Despite working in an office that is a 12-minute walk away from the Tin Building, I had never set foot inside the sprawling Jean-Georges Vongerichten–branded food hall until this week. What would compel me to visit? Fancy pastries? A Jean-Georges restaurant called House of the Red Pearl? A wine counter that offers the same ambience as an airport bar? A sense of professional obligation couldn’t bring me to make the trip, since my colleagues went instead. Tammie Tecelmariam discovered that it was barely open at first, and Adam Platt braved the Tin Building’s two stories after it opened only to find “no sense of context or continuity” among its various stalls and eateries, comparing his time there to “some VIP Disney restaurant” or “a cruise ship bobbing out on the ocean, a thousand miles from home.”
What did eventually get me through the door was a sense of morbid curiosity: Gothamist reported the other day that the enterprise is losing its owner, Seaport Entertainment Group, “more than $100,000 a day on average,” that multiple stalls and restaurants are currently closed, and that more than 100 workers — “primarily … Latino kitchen and custodial workers,” per the story — lost their jobs after surprise employment-authorization checks. (The Tin Building’s various reps and stakeholders would never say this was a convenient way for a struggling business to quickly purge its most vulnerable workers; you can make up your own mind.)
Opened in the middle of 2022, the Tin Building was built by the funnily named Howard Hughes Corporation at the staggering cost of $194 million. (I have to imagine that the amount spent to plaster opening-announcement billboards around the city was more than most independent restaurants’ entire construction budgets.) This new addition to the seaport featured a dozen restaurants and food counters, four bars, groceries, a fishmonger, and more. What the project failed to offer was a persuasive case for its own existence. It’s Eataly without much Italian food? A really big food hall? A more-out-of-the-way Chelsea Market?
My visit did little to dissuade me of my lingering skepticism. I’d figured since I was going anyway, I’d pick up some groceries for dinner, but I was apparently too early: A fruit-and-vegetable display was still roped off, along with much of the rest of the market. Instead, I found a few people eating pastries and drinking coffee at the T Café bakery case, a scene one might find at any Blank Street. The soundtrack (Jenny Lewis when I walked in) was ideal for a medium-popular coffee shop; this one happens to be tucked down on the bottom edge of Manhattan.
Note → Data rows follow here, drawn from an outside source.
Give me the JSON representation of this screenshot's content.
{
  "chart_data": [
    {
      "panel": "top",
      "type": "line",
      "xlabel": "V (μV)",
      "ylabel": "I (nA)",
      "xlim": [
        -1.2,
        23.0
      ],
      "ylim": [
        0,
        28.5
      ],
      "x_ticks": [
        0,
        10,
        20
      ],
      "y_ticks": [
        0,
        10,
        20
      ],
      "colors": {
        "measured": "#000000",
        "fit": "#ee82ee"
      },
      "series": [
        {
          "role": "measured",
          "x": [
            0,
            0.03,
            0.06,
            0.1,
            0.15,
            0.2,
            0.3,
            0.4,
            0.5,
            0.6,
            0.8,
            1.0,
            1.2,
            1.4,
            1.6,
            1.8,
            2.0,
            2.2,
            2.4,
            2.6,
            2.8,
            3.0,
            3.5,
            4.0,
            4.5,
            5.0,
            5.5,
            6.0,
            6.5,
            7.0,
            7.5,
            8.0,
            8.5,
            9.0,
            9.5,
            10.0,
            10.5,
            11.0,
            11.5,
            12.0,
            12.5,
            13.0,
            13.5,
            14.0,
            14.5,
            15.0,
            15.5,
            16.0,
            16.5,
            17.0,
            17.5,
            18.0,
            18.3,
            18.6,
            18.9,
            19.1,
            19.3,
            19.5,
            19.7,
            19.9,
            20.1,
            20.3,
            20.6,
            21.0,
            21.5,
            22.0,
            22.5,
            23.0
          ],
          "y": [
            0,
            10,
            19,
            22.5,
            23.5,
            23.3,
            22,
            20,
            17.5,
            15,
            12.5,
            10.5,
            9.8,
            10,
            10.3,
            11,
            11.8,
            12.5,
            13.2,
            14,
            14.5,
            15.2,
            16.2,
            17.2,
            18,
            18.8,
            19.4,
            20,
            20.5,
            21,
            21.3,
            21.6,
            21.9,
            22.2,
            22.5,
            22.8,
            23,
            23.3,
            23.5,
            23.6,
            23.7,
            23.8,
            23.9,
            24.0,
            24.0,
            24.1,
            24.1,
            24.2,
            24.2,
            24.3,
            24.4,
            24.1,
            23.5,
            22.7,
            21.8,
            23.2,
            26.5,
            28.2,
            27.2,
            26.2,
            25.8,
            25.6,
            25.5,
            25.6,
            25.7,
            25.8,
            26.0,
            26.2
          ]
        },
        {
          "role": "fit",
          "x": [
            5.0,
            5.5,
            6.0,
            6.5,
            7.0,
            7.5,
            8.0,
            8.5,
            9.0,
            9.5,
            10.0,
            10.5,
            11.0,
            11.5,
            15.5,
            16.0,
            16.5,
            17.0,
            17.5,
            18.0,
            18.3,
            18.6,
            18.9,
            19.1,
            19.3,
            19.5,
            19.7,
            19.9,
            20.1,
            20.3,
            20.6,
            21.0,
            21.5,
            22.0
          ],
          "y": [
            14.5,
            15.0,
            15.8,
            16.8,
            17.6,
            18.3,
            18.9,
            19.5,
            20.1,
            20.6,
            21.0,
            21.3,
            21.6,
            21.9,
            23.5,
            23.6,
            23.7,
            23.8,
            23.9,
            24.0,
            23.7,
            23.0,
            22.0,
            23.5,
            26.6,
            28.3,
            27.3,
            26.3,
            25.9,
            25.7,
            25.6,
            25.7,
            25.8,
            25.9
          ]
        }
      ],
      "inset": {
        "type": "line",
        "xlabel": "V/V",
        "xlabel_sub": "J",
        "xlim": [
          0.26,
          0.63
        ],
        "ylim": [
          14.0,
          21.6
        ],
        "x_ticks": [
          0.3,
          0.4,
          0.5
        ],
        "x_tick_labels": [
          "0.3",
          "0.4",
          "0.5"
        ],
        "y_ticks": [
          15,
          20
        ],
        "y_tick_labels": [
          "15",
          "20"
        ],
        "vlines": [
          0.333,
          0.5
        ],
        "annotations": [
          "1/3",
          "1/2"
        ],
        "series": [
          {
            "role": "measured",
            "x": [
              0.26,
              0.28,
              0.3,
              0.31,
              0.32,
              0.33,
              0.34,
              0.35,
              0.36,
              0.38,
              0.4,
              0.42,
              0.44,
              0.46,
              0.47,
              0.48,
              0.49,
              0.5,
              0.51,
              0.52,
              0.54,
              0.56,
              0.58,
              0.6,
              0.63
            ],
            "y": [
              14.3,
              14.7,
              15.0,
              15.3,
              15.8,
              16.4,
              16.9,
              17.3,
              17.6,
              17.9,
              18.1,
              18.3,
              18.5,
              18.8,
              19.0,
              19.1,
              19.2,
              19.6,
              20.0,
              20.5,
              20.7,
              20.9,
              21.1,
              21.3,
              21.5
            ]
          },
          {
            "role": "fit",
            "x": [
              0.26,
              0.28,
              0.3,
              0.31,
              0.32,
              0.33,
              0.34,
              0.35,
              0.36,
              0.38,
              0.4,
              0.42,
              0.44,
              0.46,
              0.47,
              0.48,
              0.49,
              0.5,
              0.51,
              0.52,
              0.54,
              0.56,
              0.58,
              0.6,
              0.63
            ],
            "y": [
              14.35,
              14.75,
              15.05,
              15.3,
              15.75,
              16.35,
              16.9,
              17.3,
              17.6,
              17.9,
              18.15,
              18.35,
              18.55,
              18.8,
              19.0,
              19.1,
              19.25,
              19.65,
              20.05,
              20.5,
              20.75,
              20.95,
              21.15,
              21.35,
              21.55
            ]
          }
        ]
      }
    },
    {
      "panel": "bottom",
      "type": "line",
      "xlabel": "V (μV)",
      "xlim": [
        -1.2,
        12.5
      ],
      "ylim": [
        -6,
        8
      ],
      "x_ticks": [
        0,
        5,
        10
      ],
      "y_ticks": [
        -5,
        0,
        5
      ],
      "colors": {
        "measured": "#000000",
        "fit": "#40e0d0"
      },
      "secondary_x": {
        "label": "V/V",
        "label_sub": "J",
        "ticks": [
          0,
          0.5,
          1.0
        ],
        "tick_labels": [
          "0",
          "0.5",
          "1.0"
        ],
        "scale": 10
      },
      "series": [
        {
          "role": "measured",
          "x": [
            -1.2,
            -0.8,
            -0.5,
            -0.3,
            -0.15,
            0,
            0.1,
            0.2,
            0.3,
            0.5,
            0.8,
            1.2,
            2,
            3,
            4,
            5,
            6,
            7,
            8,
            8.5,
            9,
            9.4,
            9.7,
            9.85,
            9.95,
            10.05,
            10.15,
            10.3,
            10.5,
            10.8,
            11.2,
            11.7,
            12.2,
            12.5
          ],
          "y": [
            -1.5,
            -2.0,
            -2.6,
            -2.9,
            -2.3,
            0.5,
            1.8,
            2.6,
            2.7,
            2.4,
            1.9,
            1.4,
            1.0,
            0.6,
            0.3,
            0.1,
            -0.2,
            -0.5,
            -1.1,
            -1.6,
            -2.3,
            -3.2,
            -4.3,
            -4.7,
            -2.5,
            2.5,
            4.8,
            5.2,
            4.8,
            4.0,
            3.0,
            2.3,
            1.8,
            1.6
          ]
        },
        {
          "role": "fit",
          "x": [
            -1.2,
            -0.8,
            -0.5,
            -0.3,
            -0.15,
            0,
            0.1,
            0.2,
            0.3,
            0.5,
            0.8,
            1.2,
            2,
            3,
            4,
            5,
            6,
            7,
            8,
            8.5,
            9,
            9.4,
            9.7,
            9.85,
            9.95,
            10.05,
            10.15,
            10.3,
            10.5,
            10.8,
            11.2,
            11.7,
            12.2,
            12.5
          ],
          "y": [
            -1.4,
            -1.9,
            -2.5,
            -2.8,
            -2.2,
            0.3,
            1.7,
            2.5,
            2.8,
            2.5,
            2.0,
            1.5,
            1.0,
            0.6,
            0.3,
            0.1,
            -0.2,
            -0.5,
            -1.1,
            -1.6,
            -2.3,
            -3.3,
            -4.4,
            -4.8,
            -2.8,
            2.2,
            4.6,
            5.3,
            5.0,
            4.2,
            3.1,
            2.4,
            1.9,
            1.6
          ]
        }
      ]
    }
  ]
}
“If you build it, they will come” only applies when the thing being built doesn’t already exist in a more convenient location. The Tin Building has a nice bakery, a beer bar, a sushi counter, some pizza. And so does every neighborhood in New York. Given the limited options on my visit, I decided to buy a bunch of $7 croissants — a bulbous, flaky raspberry version with bright-red ribs; thick-glazed pain aux raisins that was as much a tart as a croissant — and take them back to share at Grub Street HQ. “Where did these come from?” asked one co-worker as I unpacked them in the office kitchen. The Tin Building, I told her. “Oh yeah, I went there when it opened,” she said. “I haven’t gone back.” Why would she? The name, stamped atop the green pastry boxes (Tin Building by Jean-Georges, officially) puts the emphasis squarely on the real-estate play, not the actual food.
It’s hardly surprising that so many similar projects have met equally lukewarm receptions. Rockefeller Center’s Tishman Speyer–led transformation into a hub for chefs who already run good restaurants elsewhere is, at best, a hit-or-miss affair. Meanwhile, Eater has been dutifully tracking the demise of the city’s vendor centers, all of which feature some combination of the words “market” and “hall”: Citizens Market Hall, Gotham West Market, Williamsburg Food Hall, the Market Line.
The Tin Building is hardly a goner, and the scene inside was not nearly as grim as it could have been. (The brassy, glassy Roman and Williams design still looks and feels so nice.) Maybe it isn’t too late to turn things around and evolve the project into something interesting: These people have the space, the money, and the big-name chef. Now they need some fresh vision. Otherwise, I don’t see a reason to ever go back.